— Где она?
— Она уходит!
— Убейте суку!
Последний голос она узнала. Он принадлежал ее бывшему мужу.
«Если бы не даун, я никогда бы не вышел на новую модификацию».
Кажется, ему повезло с семьей: прекрасный материал для лабораторных опытов.
Жаль только — отработанный. Подлежащий утилизации.
Ее маневр оказался удачным. Охранникам пришлось рассыпаться цепью, чтобы не упустить ее.
Время от времени они стреляли, и это убеждало Лизу, что кошмар, в котором она оказалась — это смертельно опасный кошмар, и для того, чтобы выжить в нем, нужно быть очень осторожной и очень хитрой.
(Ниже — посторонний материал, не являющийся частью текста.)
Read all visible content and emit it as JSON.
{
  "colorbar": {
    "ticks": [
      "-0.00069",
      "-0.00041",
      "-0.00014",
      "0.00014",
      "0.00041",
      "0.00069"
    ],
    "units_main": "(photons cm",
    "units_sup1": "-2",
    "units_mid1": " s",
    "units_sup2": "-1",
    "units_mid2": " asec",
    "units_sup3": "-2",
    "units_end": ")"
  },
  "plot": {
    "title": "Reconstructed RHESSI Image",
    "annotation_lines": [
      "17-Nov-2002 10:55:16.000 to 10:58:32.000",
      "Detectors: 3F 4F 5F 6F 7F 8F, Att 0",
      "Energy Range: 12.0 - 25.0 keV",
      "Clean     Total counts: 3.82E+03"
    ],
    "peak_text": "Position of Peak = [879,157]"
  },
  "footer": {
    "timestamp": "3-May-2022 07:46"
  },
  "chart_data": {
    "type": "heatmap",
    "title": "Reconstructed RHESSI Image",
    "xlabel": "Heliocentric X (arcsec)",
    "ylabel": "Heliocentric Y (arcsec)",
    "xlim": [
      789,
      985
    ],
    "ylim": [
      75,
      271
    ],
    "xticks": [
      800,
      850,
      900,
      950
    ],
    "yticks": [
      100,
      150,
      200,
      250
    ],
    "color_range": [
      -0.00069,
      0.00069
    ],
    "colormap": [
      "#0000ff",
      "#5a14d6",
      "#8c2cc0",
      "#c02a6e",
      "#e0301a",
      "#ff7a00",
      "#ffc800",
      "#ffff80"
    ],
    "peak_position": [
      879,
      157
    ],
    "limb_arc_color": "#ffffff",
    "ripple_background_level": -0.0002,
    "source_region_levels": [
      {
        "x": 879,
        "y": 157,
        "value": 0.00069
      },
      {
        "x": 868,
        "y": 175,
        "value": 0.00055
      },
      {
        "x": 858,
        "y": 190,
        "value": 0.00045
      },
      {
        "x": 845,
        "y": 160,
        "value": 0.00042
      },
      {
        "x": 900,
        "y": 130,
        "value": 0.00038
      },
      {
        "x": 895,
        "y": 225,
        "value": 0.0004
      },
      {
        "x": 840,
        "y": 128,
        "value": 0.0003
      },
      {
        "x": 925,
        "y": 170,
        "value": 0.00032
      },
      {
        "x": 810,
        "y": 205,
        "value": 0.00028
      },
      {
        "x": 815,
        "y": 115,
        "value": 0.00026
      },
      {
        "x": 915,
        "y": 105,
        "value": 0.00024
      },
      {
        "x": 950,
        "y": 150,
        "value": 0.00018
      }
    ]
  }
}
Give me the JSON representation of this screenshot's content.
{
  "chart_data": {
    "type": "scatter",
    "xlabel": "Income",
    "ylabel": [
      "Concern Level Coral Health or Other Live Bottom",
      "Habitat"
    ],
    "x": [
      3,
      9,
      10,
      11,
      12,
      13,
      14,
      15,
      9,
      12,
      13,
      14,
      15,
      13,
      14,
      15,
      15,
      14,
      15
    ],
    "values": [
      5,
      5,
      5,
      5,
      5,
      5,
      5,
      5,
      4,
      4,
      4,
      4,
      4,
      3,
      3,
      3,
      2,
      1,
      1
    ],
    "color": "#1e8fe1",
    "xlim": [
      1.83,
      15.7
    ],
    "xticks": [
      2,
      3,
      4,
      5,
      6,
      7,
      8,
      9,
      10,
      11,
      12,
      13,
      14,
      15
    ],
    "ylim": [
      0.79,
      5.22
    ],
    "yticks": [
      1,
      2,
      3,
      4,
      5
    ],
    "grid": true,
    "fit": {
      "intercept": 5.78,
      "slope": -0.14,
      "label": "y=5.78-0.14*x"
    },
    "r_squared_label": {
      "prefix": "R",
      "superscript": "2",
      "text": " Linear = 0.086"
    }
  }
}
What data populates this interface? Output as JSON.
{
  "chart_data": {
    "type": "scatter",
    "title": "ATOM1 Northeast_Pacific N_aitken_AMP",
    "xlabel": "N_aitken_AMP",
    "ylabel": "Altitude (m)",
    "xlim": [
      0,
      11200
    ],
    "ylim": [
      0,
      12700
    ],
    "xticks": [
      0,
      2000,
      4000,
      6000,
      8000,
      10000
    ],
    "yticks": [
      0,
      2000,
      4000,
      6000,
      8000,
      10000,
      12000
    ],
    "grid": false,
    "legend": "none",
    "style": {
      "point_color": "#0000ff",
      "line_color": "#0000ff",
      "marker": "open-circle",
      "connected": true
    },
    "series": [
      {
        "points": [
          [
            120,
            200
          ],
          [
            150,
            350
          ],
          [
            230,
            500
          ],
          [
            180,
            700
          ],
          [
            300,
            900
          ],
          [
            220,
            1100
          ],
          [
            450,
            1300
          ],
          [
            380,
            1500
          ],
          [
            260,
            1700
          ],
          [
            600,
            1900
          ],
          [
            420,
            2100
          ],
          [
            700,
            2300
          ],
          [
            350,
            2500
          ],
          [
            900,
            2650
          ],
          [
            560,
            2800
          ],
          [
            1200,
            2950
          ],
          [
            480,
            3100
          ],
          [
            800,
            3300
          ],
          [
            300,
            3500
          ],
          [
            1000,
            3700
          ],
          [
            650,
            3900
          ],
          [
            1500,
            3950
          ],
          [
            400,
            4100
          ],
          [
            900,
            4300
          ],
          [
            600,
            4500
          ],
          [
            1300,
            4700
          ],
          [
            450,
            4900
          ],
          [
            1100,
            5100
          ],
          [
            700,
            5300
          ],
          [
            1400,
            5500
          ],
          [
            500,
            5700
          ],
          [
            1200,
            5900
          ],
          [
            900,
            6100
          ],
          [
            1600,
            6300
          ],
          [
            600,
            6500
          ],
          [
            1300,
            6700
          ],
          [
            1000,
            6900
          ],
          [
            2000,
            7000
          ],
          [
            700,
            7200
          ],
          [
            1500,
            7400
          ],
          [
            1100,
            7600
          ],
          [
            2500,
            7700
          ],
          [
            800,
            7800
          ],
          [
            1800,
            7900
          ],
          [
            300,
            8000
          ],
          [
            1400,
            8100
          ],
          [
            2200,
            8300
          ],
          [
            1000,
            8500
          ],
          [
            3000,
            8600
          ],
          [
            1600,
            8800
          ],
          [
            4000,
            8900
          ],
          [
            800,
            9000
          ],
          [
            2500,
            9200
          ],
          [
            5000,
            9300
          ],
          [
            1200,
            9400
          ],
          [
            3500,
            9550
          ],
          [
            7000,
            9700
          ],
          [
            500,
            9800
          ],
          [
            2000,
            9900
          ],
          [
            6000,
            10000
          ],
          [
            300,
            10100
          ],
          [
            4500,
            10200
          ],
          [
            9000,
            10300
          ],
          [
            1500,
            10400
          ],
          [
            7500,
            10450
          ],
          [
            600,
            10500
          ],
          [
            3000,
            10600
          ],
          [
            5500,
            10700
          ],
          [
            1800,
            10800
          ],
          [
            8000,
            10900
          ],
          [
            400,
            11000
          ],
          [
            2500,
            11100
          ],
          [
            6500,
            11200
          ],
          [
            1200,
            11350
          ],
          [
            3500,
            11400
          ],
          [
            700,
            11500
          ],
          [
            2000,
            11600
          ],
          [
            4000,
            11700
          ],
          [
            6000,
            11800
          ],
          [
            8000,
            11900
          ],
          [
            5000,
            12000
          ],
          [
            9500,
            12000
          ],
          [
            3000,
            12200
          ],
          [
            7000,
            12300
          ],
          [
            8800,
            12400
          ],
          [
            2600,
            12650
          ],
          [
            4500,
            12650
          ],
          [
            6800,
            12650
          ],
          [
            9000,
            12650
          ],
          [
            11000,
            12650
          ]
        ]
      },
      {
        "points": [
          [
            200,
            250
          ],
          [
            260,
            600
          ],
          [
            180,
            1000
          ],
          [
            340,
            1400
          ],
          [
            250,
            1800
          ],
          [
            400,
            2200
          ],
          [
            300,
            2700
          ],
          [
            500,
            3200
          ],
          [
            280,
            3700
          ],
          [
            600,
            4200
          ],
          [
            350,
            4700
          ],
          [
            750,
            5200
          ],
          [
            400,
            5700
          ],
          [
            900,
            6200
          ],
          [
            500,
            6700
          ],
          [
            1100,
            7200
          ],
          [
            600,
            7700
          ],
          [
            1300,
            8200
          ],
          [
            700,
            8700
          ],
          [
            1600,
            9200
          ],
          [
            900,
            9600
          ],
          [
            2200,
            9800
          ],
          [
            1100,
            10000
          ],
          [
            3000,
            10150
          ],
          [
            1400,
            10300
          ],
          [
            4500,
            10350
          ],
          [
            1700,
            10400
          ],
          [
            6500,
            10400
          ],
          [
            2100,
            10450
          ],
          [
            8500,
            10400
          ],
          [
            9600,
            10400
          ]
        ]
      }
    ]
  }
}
Сначала она слишком углубилась в этот нелепый, выглядящий продолжением кошмара псевдоиндустриальный лабиринт, но потом, сообразив, что так она потеряет последние шансы увидеть Дени, вернулась ближе к центральному проходу, отделяющему бывшие производственные площади от вольера для людей, выступающих в роли подопытных животных.
Все же полностью укрываться от взглядов и пуль за руинами заводского оборудования было невозможно. Время от времени кто-нибудь из охранников видел ее на относительно свободном участке пространства и кричал: «Вот она!»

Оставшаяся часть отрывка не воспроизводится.